NCLT Admits IBC Plea against Palchan Bhang Power for Default in Repaying ₹5.7 Cr over 10-Year Interest-Free Period [Read Order]
As the admitted amount was above the statutory threshold of ₹1 crore, and since the default stood proved, the requisites of the petition were deemed complete by the NCLT.

NCLT - IBC -Palchan Bhang Power - taxscan
NCLT - IBC -Palchan Bhang Power - taxscan
The Chandigarh Bench of the National Company Law Tribunal recently admitted a petition under Section 7 of the Insolvency and Bankruptcy Code, 2016 (IBC) against Palchan Bhang Power Private Limited (PBPPL), initiating the Corporate Insolvency Resolution Process (CIRP).
The plea was filed by entities who claimed to be financial creditors of the company, namely, Ashirwad Agarwal, Sreedhar Ramakrishnan, Gurpartap Singh Mann, Triimech Power Pvt. Ltd. and Rising Sun Power Pvt. Ltd.
The dispute pertained to promoter and inter-corporate loans advanced to the respondent-corporate debtor between 2011 and 2014 for the development of the Palchan Bhang Hydro Electric Project. A Board Resolution dated 18 March 2011 had stipulated that such borrowings would remain interest-free for ten years from the date of first disbursement, following which it would attract interest at 24% per annum for as long as the loan remained unpaid.

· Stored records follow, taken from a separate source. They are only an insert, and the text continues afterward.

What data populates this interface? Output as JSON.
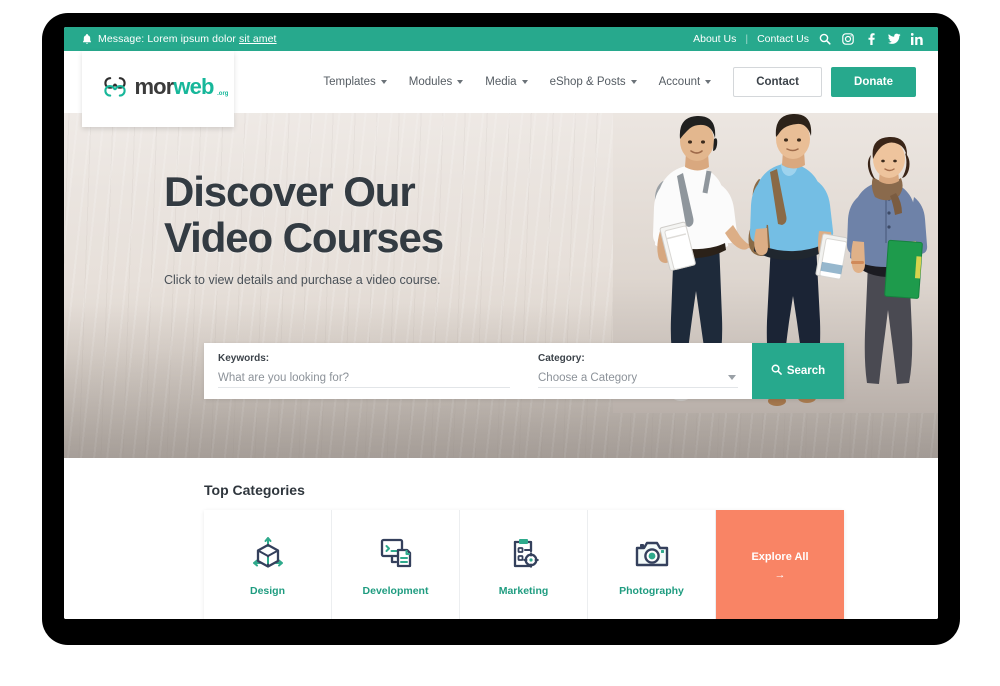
{
  "topbar": {
    "bell_icon": "bell-icon",
    "message_prefix": "Message: Lorem ipsum dolor ",
    "message_link": "sit amet",
    "about_us": "About Us",
    "separator": "|",
    "contact_us": "Contact Us",
    "icons": [
      "search-icon",
      "instagram-icon",
      "facebook-icon",
      "twitter-icon",
      "linkedin-icon"
    ],
    "bg_color": "#27a98d"
  },
  "nav": {
    "logo": {
      "mark": "morweb-infinity-logo",
      "word_dark": "mor",
      "word_teal": "web",
      "tld": ".org"
    },
    "items": [
      {
        "label": "Templates",
        "has_caret": true
      },
      {
        "label": "Modules",
        "has_caret": true
      },
      {
        "label": "Media",
        "has_caret": true
      },
      {
        "label": "eShop & Posts",
        "has_caret": true
      },
      {
        "label": "Account",
        "has_caret": true
      }
    ],
    "contact_button": "Contact",
    "donate_button": "Donate"
  },
  "hero": {
    "title_line1": "Discover Our",
    "title_line2": "Video Courses",
    "subtitle": "Click to view details and purchase a video course.",
    "image_alt": "three-students-walking-photo"
  },
  "search": {
    "keywords_label": "Keywords:",
    "keywords_placeholder": "What are you looking for?",
    "category_label": "Category:",
    "category_value": "Choose a Category",
    "search_button": "Search",
    "search_icon": "search-icon",
    "button_color": "#27a98d"
  },
  "categories": {
    "title": "Top Categories",
    "cards": [
      {
        "label": "Design",
        "icon": "cube-3d-icon"
      },
      {
        "label": "Development",
        "icon": "code-window-icon"
      },
      {
        "label": "Marketing",
        "icon": "clipboard-target-icon"
      },
      {
        "label": "Photography",
        "icon": "camera-icon"
      }
    ],
    "explore": {
      "label": "Explore All",
      "arrow": "→",
      "bg_color": "#f98465"
    }
  },
  "theme": {
    "teal": "#27a98d",
    "teal_text": "#1f9c80",
    "coral": "#f98465",
    "navy": "#34405c",
    "heading": "#333b42"
  }
}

The first loan was disbursed on 3 May 2011, establishing 3 May 2021 as the end of the interest-free period. Since the corporate debtor failed to repay the loan amount within the stipulated period, the petitioners claimed a default on the total loan amount of ₹5.7 crore, which was tagged with accrued interest, resulting in a total claim of ₹10.62 crore by 2024.
PBPPL, represented by Amit Jhanji and Kudrit Kaur Sara, resisted the petition and disputed the existence of financial debt while questioning the validity of the Board Resolution. PBPPL argued that the claims were time-barred and contended that part payments had been made under a Memorandum of Understanding (MoU) in 2017.
The petitioners, who were represented by Ramanjit Singh countered by presenting documentary evidence including bank statements, the corporate debtor’s balance sheet for the financial year 2021–22 where the loan liability was reflected under "Long Term Borrowings" and the corporate debtor’s own loan application to the Indian Renewable Energy Development Agency Limited (IREDA) acknowledging promoter contributions of ₹5.77 crore within their rejoinder.
Against the arguments on the basis of the 2017 MoU, the petitioners maintained that the payments pertained to the divestment of the project’s shareholding, assets and liabilities and was not towards repayment of the outstanding loans.
The Bench of Member (Judicial) Harnam Singh Thakur and Member (Technical) Shishir Agarwal noted that the petition was filed within limitation, holding that the date of default arose upon expiry of the ten-year repayment period and that the debt was acknowledged in the corporate debtor’s balance sheet for the financial year 2021–22 under “Long Term Borrowings”.
The NCLT observed that the documentary evidence sufficiently established the existence of financial debt under Section 5(8) of the IBC. As the admitted amount was above the statutory threshold of ₹1 crore and since default stood proved, the petition was deemed complete.
Accordingly, the NCLT admitted the petition and declared a moratorium under Section 14 of the Code, appointing Vigyan Prakash Arora as the Interim Resolution Professional to oversee the corporate insolvency resolution process and management of PBPPL. The Tribunal directed the commencement of the CIRP, while creditors were directed to submit their claims to the IRP for verification and collation in the resolution process.